En medio de la tensión por los subsidios al transporte, Nación analiza alternativas para negociar con CABA
En despachos oficiales se barajan tres alternativas: publicar un decreto que oficialice el traspaso de las líneas a la Ciudad, alcanzar un acuerdo entre partes o, eventualmente, acudir a la Justicia. La postura del Gobierno porteño.
La pelea por la quita de subsidios a los colectivos del AMBA suma nuevos capítulos día a día. Después de que el secretario de Transporte, Franco Mogetta, anunciara que a partir de septiembre, se les recortarán los fondos nacionales a las líneas que solo circulan en la Ciudad de Buenos Aires, el Gobierno porteño salió al cruce y ahora la principal duda es de qué manera se resolverá la negociación.
En la Secretaría de Transporte nacional aseguran que la decisión no tiene marcha atrás y que dejará de aportar la subvención a las 31 empresas que operan exclusivamente en territorio porteño. “Se va a hacer [la quita de subsidios a las líneas de colectivo de CABA] de la manera que haya que hacerlo.
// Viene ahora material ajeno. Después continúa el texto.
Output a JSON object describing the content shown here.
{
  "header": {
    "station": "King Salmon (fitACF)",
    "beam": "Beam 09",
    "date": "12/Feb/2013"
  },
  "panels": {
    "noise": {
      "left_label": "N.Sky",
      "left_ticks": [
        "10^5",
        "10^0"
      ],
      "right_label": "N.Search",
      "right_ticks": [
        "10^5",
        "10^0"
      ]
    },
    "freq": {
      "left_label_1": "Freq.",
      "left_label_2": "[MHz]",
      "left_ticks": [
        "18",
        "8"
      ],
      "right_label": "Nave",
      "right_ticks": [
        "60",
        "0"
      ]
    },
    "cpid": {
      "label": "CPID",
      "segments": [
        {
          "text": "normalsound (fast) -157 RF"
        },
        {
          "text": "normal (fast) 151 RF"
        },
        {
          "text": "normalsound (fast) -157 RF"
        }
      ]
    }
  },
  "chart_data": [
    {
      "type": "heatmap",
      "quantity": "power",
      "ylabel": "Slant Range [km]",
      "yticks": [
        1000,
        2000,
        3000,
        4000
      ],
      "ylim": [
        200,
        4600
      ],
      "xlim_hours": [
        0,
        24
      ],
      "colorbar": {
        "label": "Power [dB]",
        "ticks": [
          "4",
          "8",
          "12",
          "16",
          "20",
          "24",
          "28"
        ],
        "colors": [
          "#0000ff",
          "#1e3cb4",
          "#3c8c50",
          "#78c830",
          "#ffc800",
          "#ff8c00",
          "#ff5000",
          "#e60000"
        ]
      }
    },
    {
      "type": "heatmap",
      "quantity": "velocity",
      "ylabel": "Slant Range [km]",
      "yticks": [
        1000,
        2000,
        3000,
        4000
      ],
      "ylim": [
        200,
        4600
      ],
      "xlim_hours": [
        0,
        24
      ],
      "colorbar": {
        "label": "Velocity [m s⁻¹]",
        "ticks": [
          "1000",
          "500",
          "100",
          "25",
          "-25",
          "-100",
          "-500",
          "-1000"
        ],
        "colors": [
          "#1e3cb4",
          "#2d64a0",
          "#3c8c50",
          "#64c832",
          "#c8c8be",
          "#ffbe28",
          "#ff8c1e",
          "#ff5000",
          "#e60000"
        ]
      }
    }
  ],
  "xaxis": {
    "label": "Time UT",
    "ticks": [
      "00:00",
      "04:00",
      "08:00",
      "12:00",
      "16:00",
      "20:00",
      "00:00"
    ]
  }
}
Si no es por una vía, será por la otra”, insisten. Y deslizan que “idealmente” buscan alcanzar una salida política al conflicto.
¿De qué manera se puede resolver la pelea? En despachos nacionales se barajan tres alternativas: publicar un decreto para hacer oficial el traspaso de las líneas a CABA o alcanzar un acuerdo entre partes. Eventualmente, la tercera vía sería acudir a la Justicia, pero esa opción supone, para empezar, mucho tiempo hasta su definición y no luce como la más conveniente. La decisión todavía se discute en las áreas legales y administrativas del Ministerio de Economía.
La Ciudad respondió este jueves a una nota que la Nación le había enviado el 19 de julio pasado. En ese documento, que lleva la firma del ministro de Infraestructura porteño, Pablo Bereciartua, advirtió: “En el caso de que el Estado nacional no efectivice la parte de las compensaciones que le corresponde realizar, conforme a lo oportunamente comprometido y en el marco de la doctrina de los actos propios, corresponde hacerlo directamente responsable del conflicto que pudiere generarse con las empresas prestatarias del transporte público automotor”.
Lo que sucede es que CABA argumenta que es Nación quien tiene actualmente el manejo tanto de las tarifas como del servicio del trasporte automotor de pasajeros que transita por su territorio. Es decir, la administración porteña asegura que no puede tomar decisiones si no se hace el traspaso formal y reclama que si avanza esa medida, también debería estar acompañada con los fondos para subsidiar a las 31 frecuencias.